Donc on vient choisir un peu en fonction de son profil tel ou tel fonds. Exactement, nous on ne met jamais un fonds en avant plutôt qu'un autre, mais on accompagne nos clients ou les clients finaux de nos clients, selon le profil de risque. Exactement, selon le profil de risque et l'appétence au risque de nos clients ou des clients finaux. David, merci beaucoup pour toutes ces bonnes nouvelles.
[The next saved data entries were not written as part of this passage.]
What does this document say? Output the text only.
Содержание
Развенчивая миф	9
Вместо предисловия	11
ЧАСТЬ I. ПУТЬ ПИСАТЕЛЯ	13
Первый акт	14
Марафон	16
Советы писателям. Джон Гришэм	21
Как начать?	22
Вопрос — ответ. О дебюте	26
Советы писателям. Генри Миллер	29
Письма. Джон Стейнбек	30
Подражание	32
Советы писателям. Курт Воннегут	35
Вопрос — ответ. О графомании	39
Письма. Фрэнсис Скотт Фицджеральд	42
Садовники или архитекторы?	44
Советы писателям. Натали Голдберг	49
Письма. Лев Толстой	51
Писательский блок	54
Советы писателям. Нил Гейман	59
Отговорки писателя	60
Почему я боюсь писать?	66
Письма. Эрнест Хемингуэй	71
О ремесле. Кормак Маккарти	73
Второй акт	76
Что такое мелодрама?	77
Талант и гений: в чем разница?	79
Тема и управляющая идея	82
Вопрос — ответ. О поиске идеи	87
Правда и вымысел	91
Merci Benjamin.
J'espère revenir vous en apporter d'autres. Eh bah écoute, avec grand plaisir, on suivra ça au cours de l'année 2026. Plein de bonnes choses pour le 30 mai prochain. On croise les doigts. On croise les doigts.
Et puis bah écoute, plein de bonnes choses pour bien évidemment Varenne Capital Partners. Et à très bientôt chez Zoom Invest pour un nouveau talk market. Avec plaisir, à bientôt Benjamin. Merci David, à bientôt. Au revoir.